JAZZ, CLASSICAL MUSIC AND THE ARTS IN NEW YORK CITY

Linda Oh Airs Out Her Songbook at the Jazz Standard

Some bassists make their living by tirelessly walking scales. Linda Oh is not one of them. As a supporting player – notably in Dave Douglas’ quintet – she’s a close listener, every bit as much a melodic presence as a rhythmic one. Last night at the Jazz Standard, leading a quartet, it was all about Linda Oh the tunesmith, and she is a brilliant one. The hooks and the melody lept and danced from her four strings, venturing animatedly from that deep well as she and the band celebrated the release of her latest album Sun Pictures. Guitarist Matt Stevens spun his volume knob both ways for subtle, misty chords and insistently kinetic single-note runs as tenor saxophonist Dayna Stephens added gentle late-afternoon colors and the occasional flurry of bop over drummer Rudy Royston’s intricate, pointillistic, often wryly scurrying shuffles. Royston and Oh in particular share a deep camaraderie which in this unit frees him to serve as colorist while the bass anchors the music.

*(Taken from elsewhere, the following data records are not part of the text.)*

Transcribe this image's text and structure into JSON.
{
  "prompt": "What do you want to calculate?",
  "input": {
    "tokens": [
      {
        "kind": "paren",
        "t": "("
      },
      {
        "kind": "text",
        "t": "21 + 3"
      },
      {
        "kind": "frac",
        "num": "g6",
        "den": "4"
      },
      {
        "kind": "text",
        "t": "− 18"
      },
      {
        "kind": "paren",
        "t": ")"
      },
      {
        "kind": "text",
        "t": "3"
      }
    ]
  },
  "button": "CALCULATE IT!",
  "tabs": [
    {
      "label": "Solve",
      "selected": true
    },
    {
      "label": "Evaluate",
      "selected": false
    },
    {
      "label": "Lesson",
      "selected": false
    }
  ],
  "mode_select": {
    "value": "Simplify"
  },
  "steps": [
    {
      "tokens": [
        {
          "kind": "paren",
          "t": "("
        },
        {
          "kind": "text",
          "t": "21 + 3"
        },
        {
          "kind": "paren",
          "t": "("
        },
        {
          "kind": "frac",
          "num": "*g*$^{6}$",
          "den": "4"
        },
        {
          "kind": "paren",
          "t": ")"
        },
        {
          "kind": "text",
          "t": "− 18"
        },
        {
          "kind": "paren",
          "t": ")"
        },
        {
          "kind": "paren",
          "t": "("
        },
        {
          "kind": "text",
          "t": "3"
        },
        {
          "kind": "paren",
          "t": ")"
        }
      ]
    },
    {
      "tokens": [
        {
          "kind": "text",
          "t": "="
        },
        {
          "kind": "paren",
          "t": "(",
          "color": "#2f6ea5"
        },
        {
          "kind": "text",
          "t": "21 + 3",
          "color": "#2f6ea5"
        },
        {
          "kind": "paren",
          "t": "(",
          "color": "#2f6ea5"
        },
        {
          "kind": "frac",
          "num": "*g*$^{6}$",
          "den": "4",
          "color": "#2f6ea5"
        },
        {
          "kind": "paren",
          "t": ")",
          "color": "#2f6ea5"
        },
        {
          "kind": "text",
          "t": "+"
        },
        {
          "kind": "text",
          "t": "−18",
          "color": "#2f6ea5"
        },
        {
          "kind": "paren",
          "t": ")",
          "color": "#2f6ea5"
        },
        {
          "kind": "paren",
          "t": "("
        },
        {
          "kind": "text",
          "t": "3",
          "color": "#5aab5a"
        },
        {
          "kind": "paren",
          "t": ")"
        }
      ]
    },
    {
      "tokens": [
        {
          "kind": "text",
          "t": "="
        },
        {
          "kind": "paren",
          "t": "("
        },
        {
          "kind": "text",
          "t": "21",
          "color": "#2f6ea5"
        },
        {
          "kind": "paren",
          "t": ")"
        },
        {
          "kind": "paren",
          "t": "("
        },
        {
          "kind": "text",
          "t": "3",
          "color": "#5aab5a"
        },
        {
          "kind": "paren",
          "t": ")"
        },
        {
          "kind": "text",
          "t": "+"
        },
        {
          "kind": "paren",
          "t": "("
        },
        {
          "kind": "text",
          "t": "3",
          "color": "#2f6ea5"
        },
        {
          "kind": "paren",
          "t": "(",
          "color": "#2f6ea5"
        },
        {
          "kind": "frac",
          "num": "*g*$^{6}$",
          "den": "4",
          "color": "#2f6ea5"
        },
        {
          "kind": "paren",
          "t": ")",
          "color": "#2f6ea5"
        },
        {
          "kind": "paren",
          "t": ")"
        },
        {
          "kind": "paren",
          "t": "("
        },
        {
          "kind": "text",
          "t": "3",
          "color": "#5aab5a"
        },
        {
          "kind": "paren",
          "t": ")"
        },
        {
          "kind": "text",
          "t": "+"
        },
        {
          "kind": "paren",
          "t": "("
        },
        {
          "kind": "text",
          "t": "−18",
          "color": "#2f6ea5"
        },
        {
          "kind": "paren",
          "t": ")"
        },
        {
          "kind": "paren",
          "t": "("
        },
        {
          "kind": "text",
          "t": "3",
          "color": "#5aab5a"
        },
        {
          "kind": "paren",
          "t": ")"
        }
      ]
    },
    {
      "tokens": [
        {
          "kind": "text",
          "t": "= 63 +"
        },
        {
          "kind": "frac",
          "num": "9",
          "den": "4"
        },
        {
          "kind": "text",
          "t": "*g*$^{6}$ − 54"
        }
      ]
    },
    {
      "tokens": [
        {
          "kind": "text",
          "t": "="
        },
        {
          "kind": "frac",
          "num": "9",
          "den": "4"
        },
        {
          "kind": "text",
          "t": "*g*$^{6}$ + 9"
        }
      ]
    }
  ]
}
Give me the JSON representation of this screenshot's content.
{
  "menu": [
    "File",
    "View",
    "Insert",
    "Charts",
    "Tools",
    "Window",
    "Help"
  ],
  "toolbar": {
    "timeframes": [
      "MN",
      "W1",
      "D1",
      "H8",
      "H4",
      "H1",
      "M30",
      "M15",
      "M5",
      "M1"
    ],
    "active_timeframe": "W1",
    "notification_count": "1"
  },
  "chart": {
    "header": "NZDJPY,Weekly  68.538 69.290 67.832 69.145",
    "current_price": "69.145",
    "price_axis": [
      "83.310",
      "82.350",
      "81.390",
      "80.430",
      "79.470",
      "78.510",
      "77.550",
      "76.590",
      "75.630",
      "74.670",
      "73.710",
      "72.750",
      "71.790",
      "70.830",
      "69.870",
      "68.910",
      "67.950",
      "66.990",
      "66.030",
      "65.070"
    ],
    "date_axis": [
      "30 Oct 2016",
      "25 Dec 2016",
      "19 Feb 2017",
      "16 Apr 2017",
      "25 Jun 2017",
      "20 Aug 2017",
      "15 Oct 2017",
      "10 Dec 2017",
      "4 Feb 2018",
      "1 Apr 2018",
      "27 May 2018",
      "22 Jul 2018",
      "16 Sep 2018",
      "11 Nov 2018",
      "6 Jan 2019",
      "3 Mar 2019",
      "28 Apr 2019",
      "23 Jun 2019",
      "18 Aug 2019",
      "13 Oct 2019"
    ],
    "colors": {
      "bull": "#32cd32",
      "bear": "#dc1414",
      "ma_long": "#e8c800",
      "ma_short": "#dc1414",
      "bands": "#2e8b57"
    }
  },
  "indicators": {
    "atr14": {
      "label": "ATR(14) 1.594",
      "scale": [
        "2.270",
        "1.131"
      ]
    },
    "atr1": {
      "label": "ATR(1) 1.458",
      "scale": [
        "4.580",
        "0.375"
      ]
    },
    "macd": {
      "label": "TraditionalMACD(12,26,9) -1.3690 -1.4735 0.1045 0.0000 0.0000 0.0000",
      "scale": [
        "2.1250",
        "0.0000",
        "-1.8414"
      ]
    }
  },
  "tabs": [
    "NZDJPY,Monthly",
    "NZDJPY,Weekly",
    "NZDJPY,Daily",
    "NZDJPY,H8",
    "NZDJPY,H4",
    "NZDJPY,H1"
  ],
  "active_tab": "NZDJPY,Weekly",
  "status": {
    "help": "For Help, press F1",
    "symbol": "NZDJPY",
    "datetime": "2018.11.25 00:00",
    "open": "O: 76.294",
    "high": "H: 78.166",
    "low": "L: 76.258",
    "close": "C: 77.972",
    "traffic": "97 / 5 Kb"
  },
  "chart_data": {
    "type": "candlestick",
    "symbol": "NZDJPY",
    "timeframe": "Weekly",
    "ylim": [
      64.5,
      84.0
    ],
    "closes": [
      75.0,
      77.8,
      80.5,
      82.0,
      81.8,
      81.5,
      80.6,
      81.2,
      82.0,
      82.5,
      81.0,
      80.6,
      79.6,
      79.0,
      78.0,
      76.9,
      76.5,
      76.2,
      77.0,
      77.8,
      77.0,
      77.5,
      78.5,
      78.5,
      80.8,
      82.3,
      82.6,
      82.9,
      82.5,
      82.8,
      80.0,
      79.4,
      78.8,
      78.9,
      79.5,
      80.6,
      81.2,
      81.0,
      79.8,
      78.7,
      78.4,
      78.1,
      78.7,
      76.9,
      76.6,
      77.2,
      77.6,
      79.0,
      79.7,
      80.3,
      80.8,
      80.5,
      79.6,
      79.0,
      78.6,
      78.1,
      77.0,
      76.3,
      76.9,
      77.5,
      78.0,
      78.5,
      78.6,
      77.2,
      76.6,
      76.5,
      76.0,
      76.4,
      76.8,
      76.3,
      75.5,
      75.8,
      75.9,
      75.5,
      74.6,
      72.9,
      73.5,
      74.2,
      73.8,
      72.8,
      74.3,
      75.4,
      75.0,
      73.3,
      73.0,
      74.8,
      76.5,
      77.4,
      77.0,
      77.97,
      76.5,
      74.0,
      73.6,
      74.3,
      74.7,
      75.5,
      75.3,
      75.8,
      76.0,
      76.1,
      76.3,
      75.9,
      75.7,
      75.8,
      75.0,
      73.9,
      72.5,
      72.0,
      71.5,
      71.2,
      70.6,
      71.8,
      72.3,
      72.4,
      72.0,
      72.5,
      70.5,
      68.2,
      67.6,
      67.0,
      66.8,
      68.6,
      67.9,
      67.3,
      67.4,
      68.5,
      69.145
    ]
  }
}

Oh knows that hooks are simple; much as there was a lot going on in the band, the music was uncluttered. Her measuredly bounding solo intro set the table for the night’s opening number, Yoda, Stephens following her lead, carefree, Stevens hinting at bossa nova, Royston supplying an incessantly nimble, funky rustle over Oh’s subtle, lithe variations on a three-note chromatic riff. The song title isn’t meant to evoke anything related to Star Wars; it’s a tribute to Oh’s older sister. The night’s second number worked off an even simpler hook, a leaping vamp that worked its way subtly to an understated clave, Oh’s judicious solo over nebulous washes and carefully positioned shades from the guitar. A lot of bassists like to mimic a horn line, but here Oh’s pointedly good-natured incisions had the bite of a piano as Royston rode the traps and the cymbals.

The evening’s third number built intensity with a long suspeneseful intro, Oh’s pulse taut against its harmonic edges, Royston riding the traps again and eventually pushing it upward with a long, flurrying crescendo, Stephens winding it down gracefully at the end. After that, Oh led them through swaying, understatedly funky variations on a four-chord hook that subtly grew even more minimalistic, through a judicious Stevens solo that went from lingering to sparkling, Stephens goodnaturedly fluttering and exploring, Oh bringing everything into focus with her spaciously nuanced staccato attack. She and Royston had great mysterious fun building to doublespeed on Polyphonic HMI (a sardonic reference to the algorithms created to help corporate music execs predict pop hits) from its bright opening hooks, Stevens’ deftly spaced chords holding the center. They wound up their first set with Shutter Images, the groove-driven tone poem that opens the album, Stephens adding a wistful edge over the hypnotically tense throb of the guitar and bass.